There’s someone else in this room.
You, Monsieur Voyeur. As for that object of yours she’s seen those before, and better. I, the head, am the only subject of this picture. You, Sir, are furniture. Get stuffed.
by Margaret Atwood
It makes me wish I had been there at the exhibition to see the outrage. Although, remembering my confusion and fascination with Manet's Dejeuner sur l'herbe as a teenager, I might have been as disturbed as everyone else.
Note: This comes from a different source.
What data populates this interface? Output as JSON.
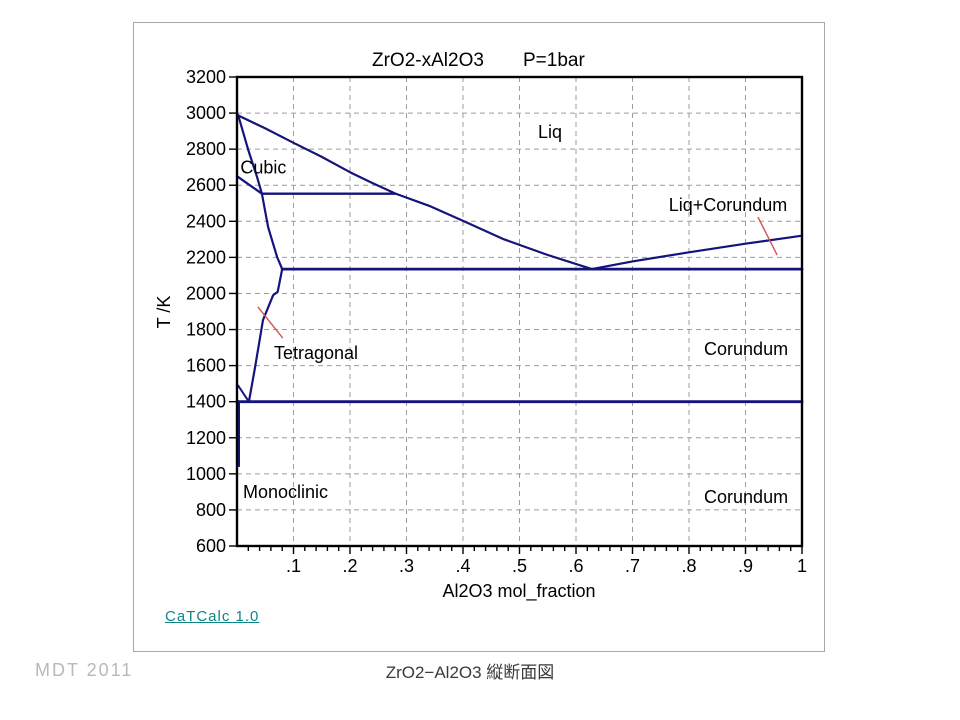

Looking at copies of this painting on the internet, I found an interesting comment about the controversy by one of the impressionists, .......saying (in my interpretation of his words) that since there are plenty of naked or semi-clothed women in the Louvre the outrage was unreasonable and should show people their hypocrisy. This had the effect of a revelation on me. This was conceptual art! But then later I realised that the 'unfinished' style and the deliberate provocation could well be a reason for outrage, making it less of a masterwork of meaning than it could otherwise have been. The technique isn't really visible to me in any of the reproductions I could find online. So I am moving on, the subject of my second Impressionist page being what happened next...
'Colour is my day-long obsession, joy, and torment.' Claude Manet, quoted in Colour a workshop for artists and designers' by David Hornung.